Obsesif Kompulsif Bozukluk

OBSESİF KOMPULSİF BOZUKLUK (OKB)

Zaman zaman çoğumuzun aklına evhamlı, takıntılı düşünceler gelebilir ve bir süre sonra bunlar kendiliğinden kaybolur ya da bu düşüncelerle baş edebiliriz ve bu günlük hayatımızı etkilemez. Obsesif kompulsif  bozukluk‘ta ise ,istenmediği halde ve uygunsuz biçimde yaşanan, süreklilik gösteren düşünceler , kuşkular , dürtüler ya da düşlemlerden ibaret olan obsesyonlar (takıntı) vardır. Kişi bu obsesyonlara aldırmamaya ya da onları baskılamaya çalışır ya da obsesyonların yarattığı yoğun gerilimi azaltmak için sanki katı bir kurala uymak zorundaymış gibi yineleyici davranışlar ve zihinsel uğraşılar (kompulsiyon) gösterir. Obsesyonlar benliğe yabancıdır yani aslında benliğin istemediği durumlardır. Zihne girmesini hasta engelleyemediği gibi zihninden de çıkaramaz. Hasta obsesyonların kendi zihninin bir ürünü olduğunu bilir.
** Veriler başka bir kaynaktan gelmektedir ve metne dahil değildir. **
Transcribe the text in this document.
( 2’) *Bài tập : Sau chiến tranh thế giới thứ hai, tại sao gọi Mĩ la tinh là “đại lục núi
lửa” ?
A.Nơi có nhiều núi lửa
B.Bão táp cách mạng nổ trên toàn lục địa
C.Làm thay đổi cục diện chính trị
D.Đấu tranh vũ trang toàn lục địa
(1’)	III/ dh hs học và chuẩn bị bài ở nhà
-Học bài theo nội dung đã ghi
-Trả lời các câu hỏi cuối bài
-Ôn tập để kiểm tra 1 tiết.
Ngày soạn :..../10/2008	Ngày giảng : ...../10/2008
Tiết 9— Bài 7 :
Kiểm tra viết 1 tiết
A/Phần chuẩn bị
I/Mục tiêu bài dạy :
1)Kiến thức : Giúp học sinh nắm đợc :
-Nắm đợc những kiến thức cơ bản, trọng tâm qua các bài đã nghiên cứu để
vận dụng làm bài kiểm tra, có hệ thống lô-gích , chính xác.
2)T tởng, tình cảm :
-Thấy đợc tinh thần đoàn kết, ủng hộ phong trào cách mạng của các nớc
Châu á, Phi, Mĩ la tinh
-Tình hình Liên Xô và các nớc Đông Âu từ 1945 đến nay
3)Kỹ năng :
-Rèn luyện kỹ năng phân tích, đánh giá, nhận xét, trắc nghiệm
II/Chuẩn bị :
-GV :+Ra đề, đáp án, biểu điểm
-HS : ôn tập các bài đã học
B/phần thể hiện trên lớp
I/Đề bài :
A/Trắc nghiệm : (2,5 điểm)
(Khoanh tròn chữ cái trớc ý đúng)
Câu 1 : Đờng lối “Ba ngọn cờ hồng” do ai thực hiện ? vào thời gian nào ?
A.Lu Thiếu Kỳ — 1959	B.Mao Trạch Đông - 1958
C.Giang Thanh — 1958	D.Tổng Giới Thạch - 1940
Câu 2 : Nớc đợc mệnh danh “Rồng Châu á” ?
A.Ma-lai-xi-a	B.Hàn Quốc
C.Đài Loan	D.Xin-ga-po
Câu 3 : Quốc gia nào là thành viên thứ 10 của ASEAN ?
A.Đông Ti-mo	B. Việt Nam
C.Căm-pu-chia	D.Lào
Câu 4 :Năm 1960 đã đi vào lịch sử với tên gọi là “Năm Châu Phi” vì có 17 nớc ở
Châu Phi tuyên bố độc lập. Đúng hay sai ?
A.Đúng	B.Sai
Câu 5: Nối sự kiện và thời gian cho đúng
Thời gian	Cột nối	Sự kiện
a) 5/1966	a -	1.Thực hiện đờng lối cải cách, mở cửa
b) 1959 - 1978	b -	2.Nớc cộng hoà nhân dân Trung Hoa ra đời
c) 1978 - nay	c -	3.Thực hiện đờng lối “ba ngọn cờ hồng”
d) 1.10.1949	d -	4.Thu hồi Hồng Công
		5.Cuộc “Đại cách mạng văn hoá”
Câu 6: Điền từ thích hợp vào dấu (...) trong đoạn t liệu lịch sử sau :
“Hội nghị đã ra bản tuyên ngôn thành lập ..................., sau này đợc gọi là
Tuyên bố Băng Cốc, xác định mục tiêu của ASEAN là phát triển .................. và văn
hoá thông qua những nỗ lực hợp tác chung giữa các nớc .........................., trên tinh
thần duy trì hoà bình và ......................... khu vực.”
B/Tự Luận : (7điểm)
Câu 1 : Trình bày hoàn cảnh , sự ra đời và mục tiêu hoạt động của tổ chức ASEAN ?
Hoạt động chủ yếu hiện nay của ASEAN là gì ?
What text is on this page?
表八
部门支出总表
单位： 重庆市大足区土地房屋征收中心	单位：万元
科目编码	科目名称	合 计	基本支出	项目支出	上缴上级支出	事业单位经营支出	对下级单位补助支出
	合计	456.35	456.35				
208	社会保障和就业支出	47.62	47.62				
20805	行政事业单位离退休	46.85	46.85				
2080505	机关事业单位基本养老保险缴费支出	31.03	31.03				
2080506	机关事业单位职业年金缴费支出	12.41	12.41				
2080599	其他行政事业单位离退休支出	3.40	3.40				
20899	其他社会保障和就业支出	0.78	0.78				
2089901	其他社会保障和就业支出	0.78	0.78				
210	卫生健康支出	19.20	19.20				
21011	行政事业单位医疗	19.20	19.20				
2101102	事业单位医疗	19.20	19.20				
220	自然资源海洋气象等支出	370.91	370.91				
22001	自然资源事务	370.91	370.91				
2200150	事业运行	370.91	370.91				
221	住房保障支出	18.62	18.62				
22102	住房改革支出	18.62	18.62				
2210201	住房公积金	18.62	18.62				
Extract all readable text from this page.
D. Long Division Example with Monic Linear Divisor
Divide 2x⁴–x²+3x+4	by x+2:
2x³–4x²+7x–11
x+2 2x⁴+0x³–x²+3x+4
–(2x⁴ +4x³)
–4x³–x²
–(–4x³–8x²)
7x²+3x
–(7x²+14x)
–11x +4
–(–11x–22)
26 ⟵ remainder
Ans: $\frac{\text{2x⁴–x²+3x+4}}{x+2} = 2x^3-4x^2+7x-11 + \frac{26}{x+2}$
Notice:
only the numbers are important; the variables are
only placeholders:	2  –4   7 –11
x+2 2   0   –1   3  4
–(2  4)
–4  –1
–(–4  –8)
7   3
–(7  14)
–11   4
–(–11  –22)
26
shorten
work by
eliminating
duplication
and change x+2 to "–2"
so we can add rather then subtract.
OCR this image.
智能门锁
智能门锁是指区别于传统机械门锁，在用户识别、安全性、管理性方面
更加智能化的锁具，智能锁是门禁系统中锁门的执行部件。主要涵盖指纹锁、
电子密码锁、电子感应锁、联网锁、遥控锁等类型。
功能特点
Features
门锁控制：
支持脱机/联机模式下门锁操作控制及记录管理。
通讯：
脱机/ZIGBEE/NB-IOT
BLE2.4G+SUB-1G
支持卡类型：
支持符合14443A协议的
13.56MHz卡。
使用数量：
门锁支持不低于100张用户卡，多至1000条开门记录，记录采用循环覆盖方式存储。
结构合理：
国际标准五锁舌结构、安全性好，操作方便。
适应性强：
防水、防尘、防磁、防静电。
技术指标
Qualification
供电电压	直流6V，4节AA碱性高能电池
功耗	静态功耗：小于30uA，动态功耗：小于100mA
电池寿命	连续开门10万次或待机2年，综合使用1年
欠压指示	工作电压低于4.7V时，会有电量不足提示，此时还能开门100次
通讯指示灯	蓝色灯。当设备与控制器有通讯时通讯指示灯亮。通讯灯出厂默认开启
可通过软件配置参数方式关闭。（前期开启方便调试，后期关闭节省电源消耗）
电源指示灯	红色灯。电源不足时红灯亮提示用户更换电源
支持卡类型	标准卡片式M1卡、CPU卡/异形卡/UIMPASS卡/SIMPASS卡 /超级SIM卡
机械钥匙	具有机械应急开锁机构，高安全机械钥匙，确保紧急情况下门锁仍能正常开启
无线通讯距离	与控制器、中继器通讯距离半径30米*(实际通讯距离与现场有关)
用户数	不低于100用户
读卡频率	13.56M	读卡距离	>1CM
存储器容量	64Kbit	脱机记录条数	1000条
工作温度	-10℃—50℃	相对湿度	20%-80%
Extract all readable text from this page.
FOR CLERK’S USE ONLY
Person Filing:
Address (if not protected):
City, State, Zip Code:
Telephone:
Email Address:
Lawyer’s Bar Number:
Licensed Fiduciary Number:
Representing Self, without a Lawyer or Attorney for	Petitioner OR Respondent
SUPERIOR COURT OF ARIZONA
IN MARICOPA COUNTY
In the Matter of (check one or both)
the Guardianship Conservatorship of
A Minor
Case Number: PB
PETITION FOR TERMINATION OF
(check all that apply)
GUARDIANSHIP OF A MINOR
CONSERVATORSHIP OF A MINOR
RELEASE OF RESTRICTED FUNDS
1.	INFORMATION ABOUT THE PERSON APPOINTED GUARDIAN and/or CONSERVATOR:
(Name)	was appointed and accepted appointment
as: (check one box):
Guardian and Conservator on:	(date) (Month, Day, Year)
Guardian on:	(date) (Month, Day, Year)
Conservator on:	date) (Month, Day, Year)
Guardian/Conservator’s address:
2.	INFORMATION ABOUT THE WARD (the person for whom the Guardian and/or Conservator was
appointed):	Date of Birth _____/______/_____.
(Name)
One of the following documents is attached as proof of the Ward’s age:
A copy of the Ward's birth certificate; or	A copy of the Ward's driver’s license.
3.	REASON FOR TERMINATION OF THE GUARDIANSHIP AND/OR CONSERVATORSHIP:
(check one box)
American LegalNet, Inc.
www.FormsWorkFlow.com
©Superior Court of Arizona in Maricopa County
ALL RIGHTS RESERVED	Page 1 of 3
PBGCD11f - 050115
                           En sık sık karşılaşılan obsesif kompulsif bozukluklara birkaç örnek; hastalık bulaşması obsesyonu ve sürekli el ykamalar, yineleyen kuşku obsesyonu ve tekrarlayan kontrol etmeler(ocağı, kapıyı tekrar tekrar kontrol etmeler gibi) simetri-düzen obsesyonları, dinsel obsesyonlar(Allah’a küfretmek gibi), biriktirme, saklama obsesyonları(eşya biriktirme, çöp ev), cinsel içerikli obsesyonlar (sürekli uygunsuz cinsel ilişki düşlemleri gibi), dokunma kompulsiyonları (şuraya şu kadar dokunmazsam kötü şeyler olacak gibi) Tanı koymak için , bu belirtilerin belirgin bir sıkıntıya, zaman kaybına, kişinin günlük işlerini yapmasına engel olmasına, işlevselliğin düşmesine neden olması gerekir.

OKB yaygınlığı %2-3 dür.

                         Hastalığın nedenleri ile ilgili faktörler:  OKB’si olan hastaların yakınlarında OKB sıklığının artmış olması, genetik faktörlere işaret eder.Beynin serotonin işlevinin bozulmuş olduğunu gösterir çalışmalar vardır. Çocukluk çağı travmaları , mükemmeliyetçi-ayrıntıcı kişilik yapısı neden olabilecek diğer faktörlerdir. Stresin OKB’İ ,OKB’nin stresi arttırdığı kısır döngüler seyrek değildir.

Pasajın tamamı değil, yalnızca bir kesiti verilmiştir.